Вот лето 2011-го. Миллиардер Михаил Прохоров предпринимает попытку возродить партию «Правое дело», которая проиграла к тому времени все на свете выборы. И вторым номером в свой партийный список зовет Евгения Ройзмана. Для Ройзмана это – шанс опять пойти во власть, в ответ на давление не сдаться, а наоборот, выиграть.
Они пожимают друг другу руки. Ройзман руку Прохорова удерживает, смотрит в глаза и спрашивает:
– Что будет, если тебе прикажут в Кремле выбросить меня из списка?
– Тогда мы уйдем вместе, – говорит Прохоров.
Ровно это вскоре и случается. Послушный Кремлю партийный съезд выгоняет Ройзмана из партии, и Прохоров уходит вместе с ним.
Вот май 2013-го. Мальчишка лет девяти сидит у Ройзмана на коленях в машине за рулем. Рулит. Ройзман уважительно называет мальчишку Сергеем Николаевичем, потому что Сергей Николаевич вот уже год как бросил курить и пить. По обочине дороги бежит собака. Машина едет собаке наперерез.
– Сергей Николаевич, – говорит Ройзман, – ты реши сразу, это хорошая собака или плохая.
– Да вроде хорошая.
– Тогда не дави ее. Поворачивай руль. Поворачивай. Еще. Сильнее.
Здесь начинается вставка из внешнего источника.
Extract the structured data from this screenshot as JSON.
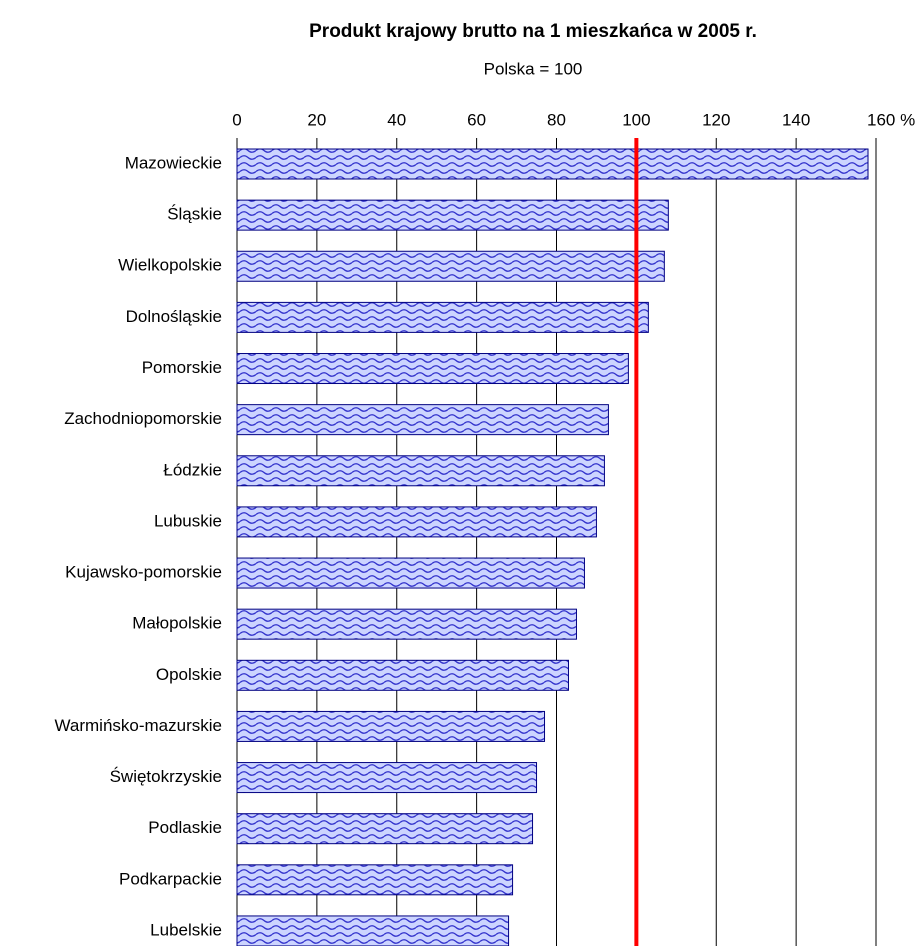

Мы едем из детского реабилитационного центра во взрослый. Несколько минут еще Сергей Николаевич рулит молча, а потом говорит:
– Мне домой надо. К бабке. На лето. Давно не был.
– Давай лучше ты на лето в лагерь поедешь. Сделаем в Быньгах лагерь. Велосипеды там будут, байдарки, в поход пойдем.
Так говорит Ройзман мальчишке, а мне потом скажет:
– Нельзя ему домой. Там вся деревня бухает. И он снова станет бухать.
До разгрома детского и взрослого реабилитационных центров в поселке Изоплит – два дня.
Два дня спустя. Мы сидим с Ройзманом в машине у запертых, заложенных изнутри лопатой вместо засова, ворот реабилитационного центра в поселке Изоплит. Нас не пускают. Внутри обыск. Реабилитант Роман Баскин, рэпер по прозвищу Рамзес, написал друзьям письмо, в котором говорил, что его в центре удерживают насильно. Друзья отнесли письмо в полицию, и вот она, полиция, – человек двадцать в масках и с автоматами.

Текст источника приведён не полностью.